Govt sees inflation slowing down to 27%
The government on Wednesday said the pace of inflation would slow down to 27% this month but linked achieving the new fiscal year’s targeted growth of 3.5% with political and economic certainty.
The inflation for the month of July 2023 is expected to remain in the range of 25% and 27%, the finance ministry reported in its first monthly economic outlook for the fiscal year 2023-24.
It added that inflation in July 2023 was expected to reduce in comparison with its previous month when it had been recorded at over 29%.
The document read that the recent decrease in the administered prices of petrol and diesel would be transmitted into lower domestic prices of essential items by impacting the transportation cost.
The finance ministry’s forecast is in line with independent assessments.
According to KASB Research, inflation is estimated to register at 26.8% in July against 29.4% recorded in the preceding month.
However, it noted that on a monthly basis, the inflation index was estimated to rise by 2.2% because of higher food prices.
KASB Research continued that although the inflation rate was slowing down, the steps that Pakistan had taken, including increased taxation and higher energy tariffs, would keep it on a higher trajectory.
The finance ministry also maintained that the declining international commodity prices were expected to offset the inflation spikes that emerged because of the domestic supply shocks.
The benchmark index of international food commodity prices declined again in June 2023 – led by a decrease in the rates of major cereals and most types of vegetable oils.
The ministry hoped that the government would achieve the current fiscal year’s economic growth target of 3.5%.
However, it added that to achieve a higher and sustainable growth, it would require prudent and effective economic decisions as well as political and financial certainty.
The ministry noted that the continuation of friendly economic policies along with enough foreign exchange financing would also be needed to accomplish the goal.
According to the ministry, in FY2024, the government is gearing towards achieving a higher growth of 3.5% through various measures, including the Kissan package, industrial support, export promotion, encouragement of the information technology sector and resource mobilisation.
The government’s term is going to end before the middle of the next month and there will be a caretaker set-up in the country for two to three months.
The International Monetary Fund (IMF) has projected the economic growth of the country at 2.5% in the ongoing fiscal year because of the prevailing financial conditions.
The Washington-based lender has also not accepted Pakistan’s claim of a nominal GDP growth rate of 0.3% in the last fiscal year.
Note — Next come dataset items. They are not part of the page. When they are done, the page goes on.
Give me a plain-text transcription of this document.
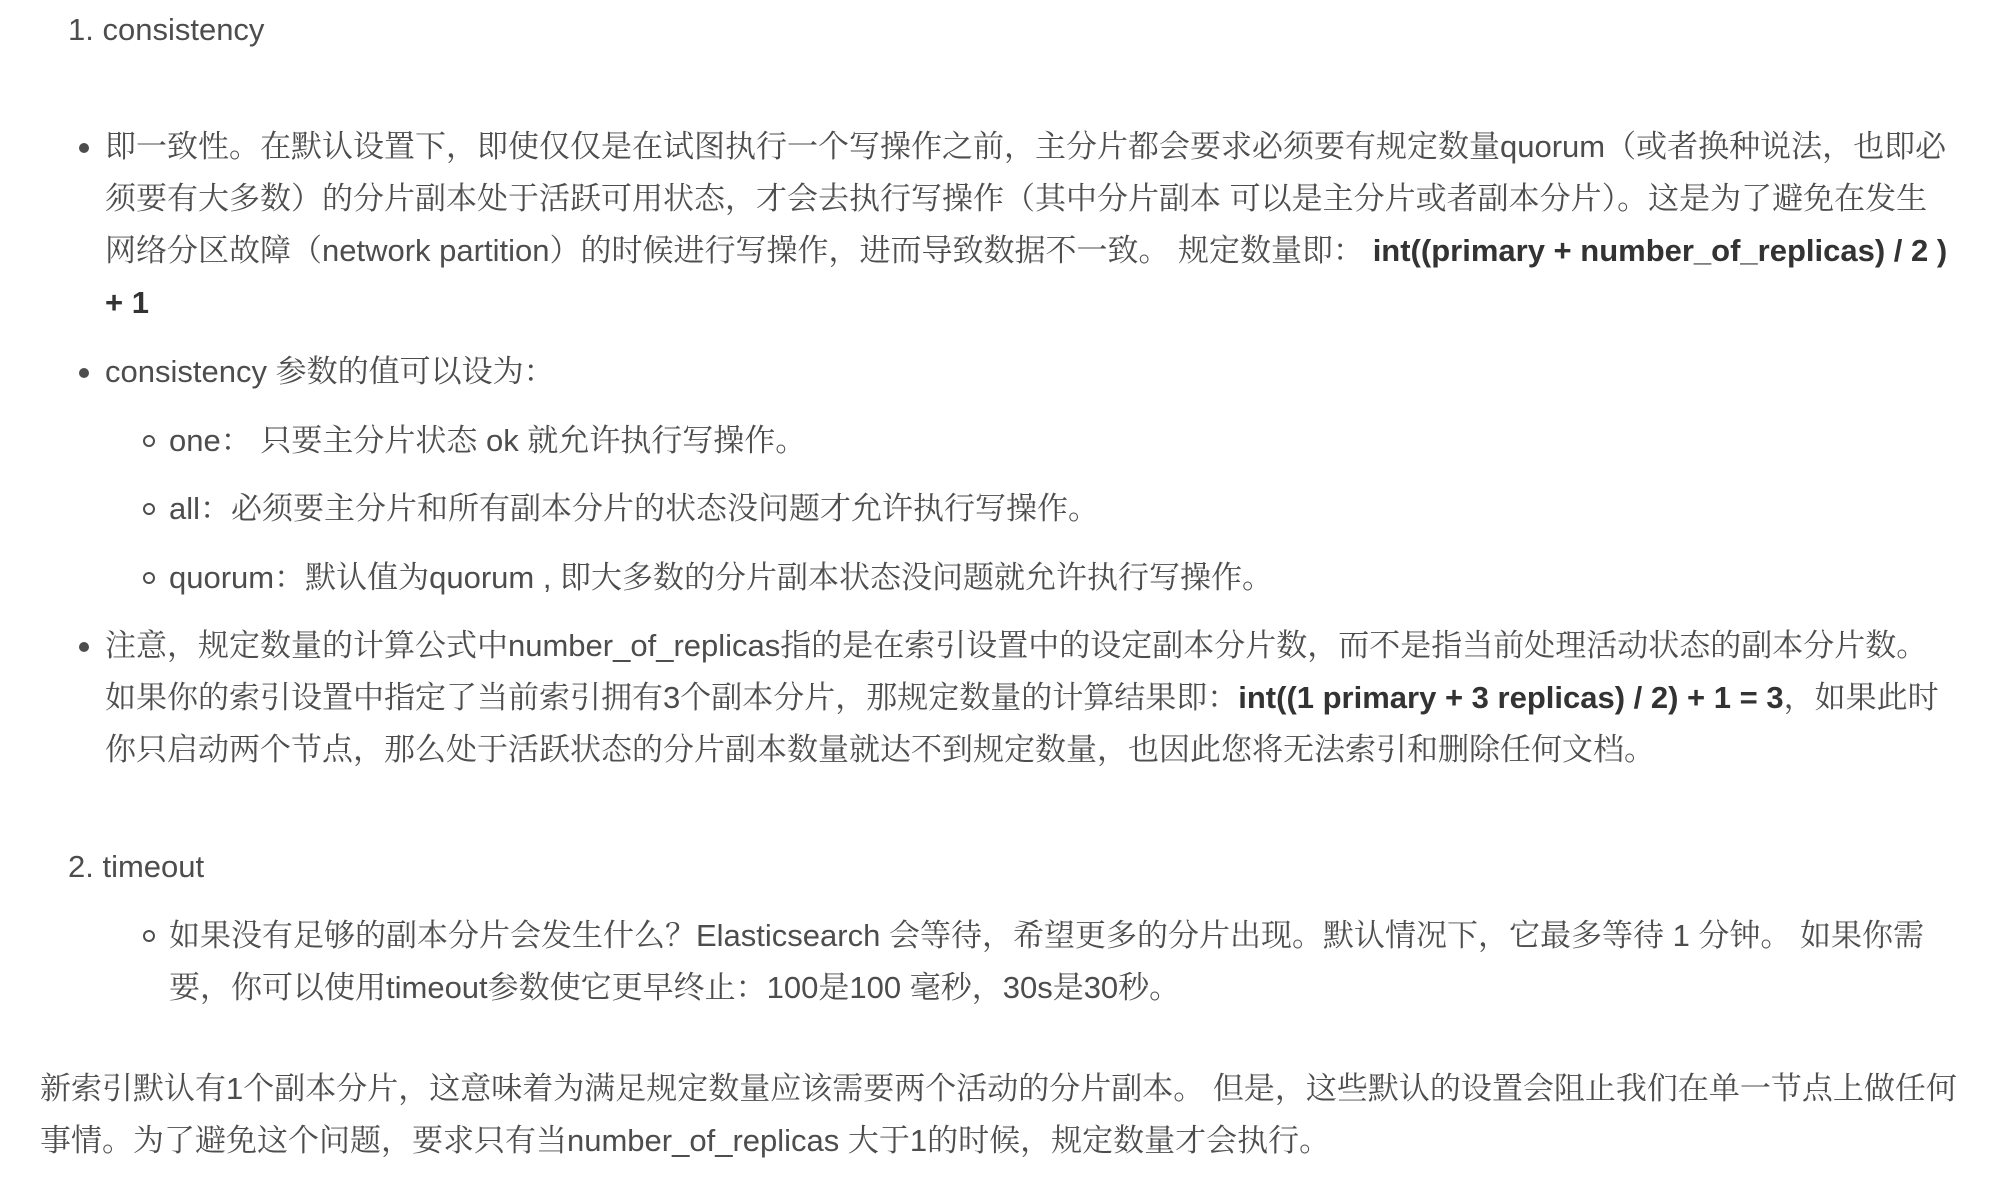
1. consistency
即一致性。在默认设置下，即使仅仅是在试图执行一个写操作之前，主分片都会要求必须要有规定数量quorum（或者换种说法，也即必须要有大多数）的分片副本处于活跃可用状态，才会去执行写操作（其中分片副本 可以是主分片或者副本分片）。这是为了避免在发生网络分区故障（network partition）的时候进行写操作，进而导致数据不一致。 规定数量即： int((primary + number_of_replicas) / 2 ) + 1
consistency 参数的值可以设为：
one： 只要主分片状态 ok 就允许执行写操作。
all：必须要主分片和所有副本分片的状态没问题才允许执行写操作。
quorum：默认值为quorum , 即大多数的分片副本状态没问题就允许执行写操作。
注意，规定数量的计算公式中number_of_replicas指的是在索引设置中的设定副本分片数，而不是指当前处理活动状态的副本分片数。如果你的索引设置中指定了当前索引拥有3个副本分片，那规定数量的计算结果即：int((1 primary + 3 replicas) / 2) + 1 = 3，如果此时你只启动两个节点，那么处于活跃状态的分片副本数量就达不到规定数量，也因此您将无法索引和删除任何文档。
2. timeout
如果没有足够的副本分片会发生什么？Elasticsearch 会等待，希望更多的分片出现。默认情况下，它最多等待 1 分钟。 如果你需要，你可以使用timeout参数使它更早终止：100是100 毫秒，30s是30秒。
新索引默认有1个副本分片，这意味着为满足规定数量应该需要两个活动的分片副本。 但是，这些默认的设置会阻止我们在单一节点上做任何事情。为了避免这个问题，要求只有当number_of_replicas 大于1的时候，规定数量才会执行。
It stated in its recent report that Pakistan’s growth contracted by 0.5%.
The finance ministry said the recent IMF approval of the stand-by arrangement as well as other bilateral and multilateral inflows would pave the way to further improve the macroeconomic environment and the confidence of economic agents.
The ministry added that it was expected that both exports and imports would gradually increase in the coming months.
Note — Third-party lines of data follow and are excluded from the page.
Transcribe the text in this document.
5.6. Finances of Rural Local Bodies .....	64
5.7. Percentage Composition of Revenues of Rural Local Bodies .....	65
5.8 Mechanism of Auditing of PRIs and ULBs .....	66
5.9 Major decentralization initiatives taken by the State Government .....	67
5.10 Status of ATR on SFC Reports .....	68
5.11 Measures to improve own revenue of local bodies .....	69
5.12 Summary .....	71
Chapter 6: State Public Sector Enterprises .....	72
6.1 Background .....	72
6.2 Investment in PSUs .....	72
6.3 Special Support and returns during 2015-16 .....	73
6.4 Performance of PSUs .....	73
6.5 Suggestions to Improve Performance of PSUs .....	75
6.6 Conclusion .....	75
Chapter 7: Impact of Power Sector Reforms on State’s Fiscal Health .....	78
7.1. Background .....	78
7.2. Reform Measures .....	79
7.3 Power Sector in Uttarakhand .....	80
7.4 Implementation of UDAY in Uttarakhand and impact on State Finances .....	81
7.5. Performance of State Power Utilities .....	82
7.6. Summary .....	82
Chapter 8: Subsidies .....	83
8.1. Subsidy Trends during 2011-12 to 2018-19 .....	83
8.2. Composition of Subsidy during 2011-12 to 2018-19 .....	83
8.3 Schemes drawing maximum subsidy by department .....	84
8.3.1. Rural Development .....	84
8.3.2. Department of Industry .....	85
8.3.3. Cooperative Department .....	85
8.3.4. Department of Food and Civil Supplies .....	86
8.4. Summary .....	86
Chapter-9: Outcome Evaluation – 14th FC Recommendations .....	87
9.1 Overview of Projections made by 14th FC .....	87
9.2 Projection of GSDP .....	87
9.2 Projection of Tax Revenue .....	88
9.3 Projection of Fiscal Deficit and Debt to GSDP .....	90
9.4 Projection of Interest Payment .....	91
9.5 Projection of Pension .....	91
It continued that taking other factors into account, the current account deficit would remain at a sustainable limit in FY2024.
The finance ministry said the State Bank of Pakistan’s (SBP) withdrawal of restrictions on imports would create a demand for them.
It maintained that all these measures would be supportive in improving the revenues.
On the expenditure side, it added that various austerity measures were in place that would be helpful in reducing non-productive expenditures.
The ministry said global export markets were indicating that economies were going towards a revival phase although they were still below their potential.
It continued that the only exception was China, which had successfully entered the phase of expansion.
In the case of Pakistan, the large-scale manufacturing sector was expected to be profitable in June.
However, the finance ministry said on a yearly basis, the large-scale manufacturing sector would remain significantly negative in June 2023 because of the high base effect.
In the agricultural sector, the ministry stated that the input situation was expected to remain favourable during the period except for weather conditions.